L'auteur de ce paragraphe l'a motivé en ces termes; « Il existe une lacune dans le Code pénal de 1810 ses auteurs ont paru oublier qu'il était possible qu'un particulier violât le domicile d'un autre particulier, et cependant l'expérience nous apprend tous les jours le contraire; dans les grandes villes où la police s'exerce d'une manière sévère, ce délit a lieu fort rarement; mais il n'en est pas de même dans les campagnes où très-souvent les habitants isolés se trouvent exposés à la tyrannie ou à la brutalité des voyageurs. C'est un abus qu'il faut réprimer, c'est une lacune qu'il faut combler il faut que le citoyen le plus dénué de moyens de défense soit entouré de tous les moyens de sécurité; la loi et la justice doivent veiller continuellement à ses côtés [1].

Le délit prévu par les deux paragraphes de l'art. 184 est le même; cependant les deux dispositions diffèrent, d'abord par les conditions auxquelles est soumise l'incrimination ensuite par la durée de la peine. Il suffit pour qu'il y ait délit de la part du fonctionnaire, qu'il ait pénétré en sa qualité dans le domicile d'un citoyen, contre le gré de celui-ci et hors les cas prévus par la loi; il faut de plus, pour former le délit d'un simple particulier, qu'il y ait eu emploi de menaces ou de violences. Toutefois la peine est moins grave dans ce dernier cas : c'est que le fonctionnaire commet dans un seul fait un double délit ; non-seulement il viole le domicile, mais il abuse de sa fonction et de son autorité pour commettre cet acte arbitraire.

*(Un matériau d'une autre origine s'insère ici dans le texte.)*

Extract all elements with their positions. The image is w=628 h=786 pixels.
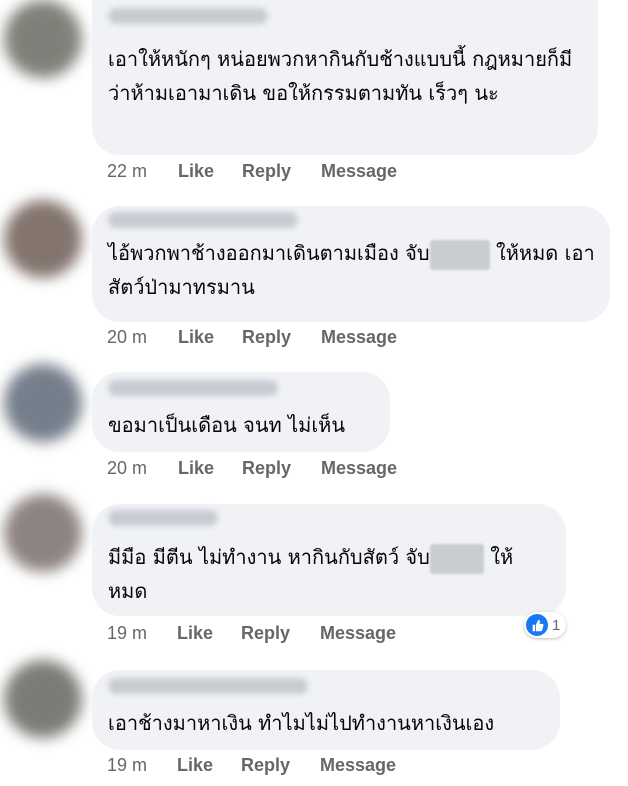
avatar[interactable] bbox=[4, 200, 82, 278]
reply-link[interactable]: Reply bbox=[241, 755, 290, 776]
comment-text: เอาให้หนักๆ หน่อยพวกหากินกับช้างแบบนี้ ก… bbox=[108, 47, 573, 105]
comment-bubble: ขอมาเป็นเดือน จนท ไม่เห็น bbox=[92, 372, 390, 452]
reaction-count: 1 bbox=[552, 616, 561, 634]
comment-text-part: ไอ้พวกพาช้างออกมาเดินตามเมือง จับ bbox=[108, 241, 430, 265]
comment-bubble: เอาช้างมาหาเงิน ทำไมไม่ไปทำงานหาเงินเอง bbox=[92, 670, 560, 750]
comment-bubble: ไอ้พวกพาช้างออกมาเดินตามเมือง จับ ให้หมด… bbox=[92, 206, 610, 322]
thumbs-up-icon bbox=[526, 614, 548, 636]
avatar[interactable] bbox=[4, 494, 82, 572]
comment-bubble: เอาให้หนักๆ หน่อยพวกหากินกับช้างแบบนี้ ก… bbox=[92, 0, 598, 155]
message-link[interactable]: Message bbox=[320, 623, 396, 644]
comment-time[interactable]: 20 m bbox=[107, 458, 147, 479]
reaction-badge[interactable]: 1 bbox=[524, 612, 567, 638]
comment-text: ขอมาเป็นเดือน จนท ไม่เห็น bbox=[108, 413, 346, 437]
reply-link[interactable]: Reply bbox=[242, 161, 291, 182]
reply-link[interactable]: Reply bbox=[242, 327, 291, 348]
comment-time[interactable]: 20 m bbox=[107, 327, 147, 348]
comment-time[interactable]: 22 m bbox=[107, 161, 147, 182]
commenter-name-blurred[interactable] bbox=[108, 678, 308, 694]
avatar[interactable] bbox=[4, 660, 82, 738]
comment-text: มีมือ มีตีน ไม่ทำงาน หากินกับสัตว์ จับ ใ… bbox=[108, 540, 552, 608]
comment-text: ไอ้พวกพาช้างออกมาเดินตามเมือง จับ ให้หมด… bbox=[108, 236, 596, 304]
reply-link[interactable]: Reply bbox=[242, 458, 291, 479]
comment-text-part: มีมือ มีตีน ไม่ทำงาน หากินกับสัตว์ จับ bbox=[108, 545, 430, 569]
reply-link[interactable]: Reply bbox=[241, 623, 290, 644]
message-link[interactable]: Message bbox=[321, 327, 397, 348]
like-link[interactable]: Like bbox=[177, 623, 213, 644]
like-link[interactable]: Like bbox=[177, 755, 213, 776]
avatar[interactable] bbox=[4, 364, 82, 442]
like-link[interactable]: Like bbox=[178, 458, 214, 479]
commenter-name-blurred[interactable] bbox=[108, 380, 278, 396]
comment-time[interactable]: 19 m bbox=[107, 755, 147, 776]
comment-text: เอาช้างมาหาเงิน ทำไมไม่ไปทำงานหาเงินเอง bbox=[108, 711, 495, 735]
message-link[interactable]: Message bbox=[321, 161, 397, 182]
commenter-name-blurred[interactable] bbox=[108, 212, 298, 228]
like-link[interactable]: Like bbox=[178, 327, 214, 348]
message-link[interactable]: Message bbox=[320, 755, 396, 776]
avatar[interactable] bbox=[4, 0, 82, 78]
comment-time[interactable]: 19 m bbox=[107, 623, 147, 644]
commenter-name-blurred[interactable] bbox=[108, 8, 268, 24]
redaction-block bbox=[429, 543, 484, 574]
message-link[interactable]: Message bbox=[321, 458, 397, 479]
commenter-name-blurred[interactable] bbox=[108, 510, 218, 526]
redaction-block bbox=[429, 239, 490, 270]
like-link[interactable]: Like bbox=[178, 161, 214, 182]
comment-bubble: มีมือ มีตีน ไม่ทำงาน หากินกับสัตว์ จับ ใ… bbox=[92, 504, 566, 616]
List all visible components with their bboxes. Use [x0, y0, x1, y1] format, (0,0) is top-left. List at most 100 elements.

Nous terminerons nos observations sur ce sujet par une réflexion générale. Nous avons considéré la violation de domicile comme délit principal et sui generis; mais cette introduction violente dans la maison d'autrui pourrait avoir pour motif la perpétration d'un crime, par exemple, d'un vol, d'un rapt, d'un assassinat. Alors il faudrait la considérer, non plus comme un délit principal, mais comme un acte préparatoire, et comme un commencement d'exécution du crime que l'agent se proposait d'accomplir: ce serait la tentative de ce crime qui

[1] Code pénal progressif, p. 242.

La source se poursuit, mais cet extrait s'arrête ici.